I wanted to recreate a very simple collaborative filtering example with the 1M movielens dataset I have from Kaggle (https://www.kaggle.com/datasets/odedgolden/movielens-1m-dataset) and then calculate the mean average precision and recall at M. Everywhere I read the benchmark of the mean precision at M (MAP at M) is between 0.1 and 0.2 but if I calculate mine it is much higher. If I look at other code I can't understand where my error is. I used a regression model and then considered every movie with a true rating higher than 3 as relevant.

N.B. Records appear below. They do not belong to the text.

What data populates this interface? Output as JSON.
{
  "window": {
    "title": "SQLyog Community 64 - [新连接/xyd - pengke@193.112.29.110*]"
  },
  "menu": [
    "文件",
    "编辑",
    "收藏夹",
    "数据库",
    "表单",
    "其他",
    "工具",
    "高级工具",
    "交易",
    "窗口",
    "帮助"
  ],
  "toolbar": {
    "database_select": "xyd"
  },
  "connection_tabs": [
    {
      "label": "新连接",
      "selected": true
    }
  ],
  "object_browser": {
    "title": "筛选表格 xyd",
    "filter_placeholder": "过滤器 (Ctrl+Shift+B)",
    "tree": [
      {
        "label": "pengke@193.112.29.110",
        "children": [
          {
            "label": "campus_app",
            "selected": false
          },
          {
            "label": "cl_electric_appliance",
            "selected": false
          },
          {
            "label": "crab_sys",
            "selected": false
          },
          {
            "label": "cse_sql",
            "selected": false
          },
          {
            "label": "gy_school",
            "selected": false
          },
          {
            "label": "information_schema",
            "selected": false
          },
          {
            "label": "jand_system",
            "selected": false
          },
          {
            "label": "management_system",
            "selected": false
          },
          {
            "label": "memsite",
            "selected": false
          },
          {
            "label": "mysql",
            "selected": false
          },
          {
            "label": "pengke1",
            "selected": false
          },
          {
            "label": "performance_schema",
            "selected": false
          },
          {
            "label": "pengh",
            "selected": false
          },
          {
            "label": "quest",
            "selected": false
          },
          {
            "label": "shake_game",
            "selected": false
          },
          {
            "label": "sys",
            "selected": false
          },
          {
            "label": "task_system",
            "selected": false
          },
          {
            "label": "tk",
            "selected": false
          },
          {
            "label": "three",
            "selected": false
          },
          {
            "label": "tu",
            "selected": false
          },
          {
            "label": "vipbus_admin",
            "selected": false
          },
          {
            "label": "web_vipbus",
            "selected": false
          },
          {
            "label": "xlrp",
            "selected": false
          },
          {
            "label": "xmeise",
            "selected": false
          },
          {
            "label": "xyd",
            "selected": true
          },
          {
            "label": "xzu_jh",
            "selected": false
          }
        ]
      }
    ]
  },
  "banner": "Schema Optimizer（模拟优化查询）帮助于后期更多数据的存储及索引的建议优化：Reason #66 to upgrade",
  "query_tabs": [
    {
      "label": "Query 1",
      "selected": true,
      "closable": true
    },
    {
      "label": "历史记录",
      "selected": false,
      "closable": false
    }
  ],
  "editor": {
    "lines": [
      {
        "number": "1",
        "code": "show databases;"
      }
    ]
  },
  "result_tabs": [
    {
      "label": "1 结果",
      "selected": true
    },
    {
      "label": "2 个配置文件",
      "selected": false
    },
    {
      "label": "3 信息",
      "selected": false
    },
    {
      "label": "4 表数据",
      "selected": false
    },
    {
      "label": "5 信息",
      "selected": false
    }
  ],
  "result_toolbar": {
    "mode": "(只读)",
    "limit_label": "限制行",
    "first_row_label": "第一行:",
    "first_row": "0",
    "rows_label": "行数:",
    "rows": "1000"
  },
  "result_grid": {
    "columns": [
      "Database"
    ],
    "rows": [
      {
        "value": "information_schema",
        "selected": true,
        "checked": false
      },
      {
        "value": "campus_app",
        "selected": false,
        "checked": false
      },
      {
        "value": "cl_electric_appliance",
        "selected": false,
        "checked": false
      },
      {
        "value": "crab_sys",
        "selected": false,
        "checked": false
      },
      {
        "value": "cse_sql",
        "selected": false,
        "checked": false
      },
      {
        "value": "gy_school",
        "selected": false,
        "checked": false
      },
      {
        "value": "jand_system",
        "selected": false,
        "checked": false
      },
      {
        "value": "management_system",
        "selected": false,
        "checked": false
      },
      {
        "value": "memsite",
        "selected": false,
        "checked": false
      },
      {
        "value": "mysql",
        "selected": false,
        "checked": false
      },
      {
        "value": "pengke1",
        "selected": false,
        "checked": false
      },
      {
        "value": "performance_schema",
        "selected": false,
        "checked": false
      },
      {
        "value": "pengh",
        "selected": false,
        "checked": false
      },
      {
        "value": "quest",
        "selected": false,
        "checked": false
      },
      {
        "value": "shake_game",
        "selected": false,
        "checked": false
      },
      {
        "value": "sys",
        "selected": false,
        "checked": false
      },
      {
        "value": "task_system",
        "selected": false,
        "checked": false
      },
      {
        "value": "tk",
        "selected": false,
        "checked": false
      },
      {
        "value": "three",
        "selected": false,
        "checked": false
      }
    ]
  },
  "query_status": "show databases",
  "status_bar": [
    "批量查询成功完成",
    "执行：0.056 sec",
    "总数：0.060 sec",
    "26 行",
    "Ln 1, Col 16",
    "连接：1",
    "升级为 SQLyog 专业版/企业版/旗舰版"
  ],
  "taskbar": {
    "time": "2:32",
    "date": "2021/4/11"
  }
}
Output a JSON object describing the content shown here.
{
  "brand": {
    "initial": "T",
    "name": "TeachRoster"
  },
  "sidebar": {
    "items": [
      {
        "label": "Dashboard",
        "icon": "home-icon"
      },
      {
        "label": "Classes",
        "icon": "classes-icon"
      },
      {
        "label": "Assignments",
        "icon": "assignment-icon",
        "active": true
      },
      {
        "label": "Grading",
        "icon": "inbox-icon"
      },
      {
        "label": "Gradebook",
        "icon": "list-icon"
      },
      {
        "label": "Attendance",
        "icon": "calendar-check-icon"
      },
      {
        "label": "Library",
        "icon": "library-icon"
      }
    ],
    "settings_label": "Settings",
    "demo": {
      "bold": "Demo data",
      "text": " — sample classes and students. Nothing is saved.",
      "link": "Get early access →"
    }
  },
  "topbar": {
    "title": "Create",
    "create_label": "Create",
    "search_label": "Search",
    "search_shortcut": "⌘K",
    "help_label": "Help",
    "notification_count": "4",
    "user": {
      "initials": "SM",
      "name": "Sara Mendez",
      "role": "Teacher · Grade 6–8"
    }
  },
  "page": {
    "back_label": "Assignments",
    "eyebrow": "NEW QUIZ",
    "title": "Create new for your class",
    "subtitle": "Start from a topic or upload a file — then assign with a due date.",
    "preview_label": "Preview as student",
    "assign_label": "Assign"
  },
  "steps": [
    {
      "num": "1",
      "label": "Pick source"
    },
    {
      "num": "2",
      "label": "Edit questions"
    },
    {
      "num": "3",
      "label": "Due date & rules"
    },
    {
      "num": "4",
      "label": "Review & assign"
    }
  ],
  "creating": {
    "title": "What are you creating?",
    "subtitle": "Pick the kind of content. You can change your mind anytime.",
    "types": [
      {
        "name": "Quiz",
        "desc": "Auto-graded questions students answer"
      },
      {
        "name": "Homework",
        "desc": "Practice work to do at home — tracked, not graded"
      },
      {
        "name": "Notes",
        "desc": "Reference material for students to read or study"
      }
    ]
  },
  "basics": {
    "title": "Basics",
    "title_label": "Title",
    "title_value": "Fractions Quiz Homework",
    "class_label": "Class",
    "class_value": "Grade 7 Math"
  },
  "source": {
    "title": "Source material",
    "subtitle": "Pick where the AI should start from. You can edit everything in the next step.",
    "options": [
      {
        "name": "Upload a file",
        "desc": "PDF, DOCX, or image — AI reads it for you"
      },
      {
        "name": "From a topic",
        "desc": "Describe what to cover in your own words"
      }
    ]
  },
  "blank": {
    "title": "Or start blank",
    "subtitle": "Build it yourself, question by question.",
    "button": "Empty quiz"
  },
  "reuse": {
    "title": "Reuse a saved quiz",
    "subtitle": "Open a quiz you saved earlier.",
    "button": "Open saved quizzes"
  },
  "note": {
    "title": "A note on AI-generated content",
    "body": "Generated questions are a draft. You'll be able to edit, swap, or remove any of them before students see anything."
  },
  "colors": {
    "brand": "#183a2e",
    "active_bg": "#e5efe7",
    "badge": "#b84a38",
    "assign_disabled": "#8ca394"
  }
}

Can anyone spot what I doing wrong with my MAP at M calculation?
import pandas as pd
import matplotlib.pyplot as plt
import numpy as np
import os.path as op
from sklearn.metrics import mean_absolute_error, mean_squared_error
import tensorflow as tf
from tensorflow.keras.layers import Embedding, Flatten, Dense, Dropout, Dot, Concatenate
from tensorflow.keras.models import Model
from sklearn.model_selection import train_test_split
#get the data
column_names = ['User_ID', 'MovieID', 'Rating', 'Timestamp']
ratings = (pd.read_csv('recommender/archive/ratings.dat',sep='::', names=column_names, engine='python')
.rename(columns={'MovieID':'item_id'})
.drop(columns={'Timestamp'})
)
column_names = ['MovieID', 'Title', 'Genres']
items = (pd.read_csv("recommender/archive/movies.dat", sep = "::",
names = column_names, encoding='latin-1', engine='python')
.rename(columns={'MovieID':'item_id', 'Title':'title'})
.drop(columns={'Genres'})
)
all_ratings = (ratings.merge(items, on='item_id', how='left')
.rename(columns={'User_ID':'user_id', 'Rating':'rating'})
)
#split into train and test sets
ratings_train, ratings_test = train_test_split(
all_ratings, test_size=0.4, random_state=0)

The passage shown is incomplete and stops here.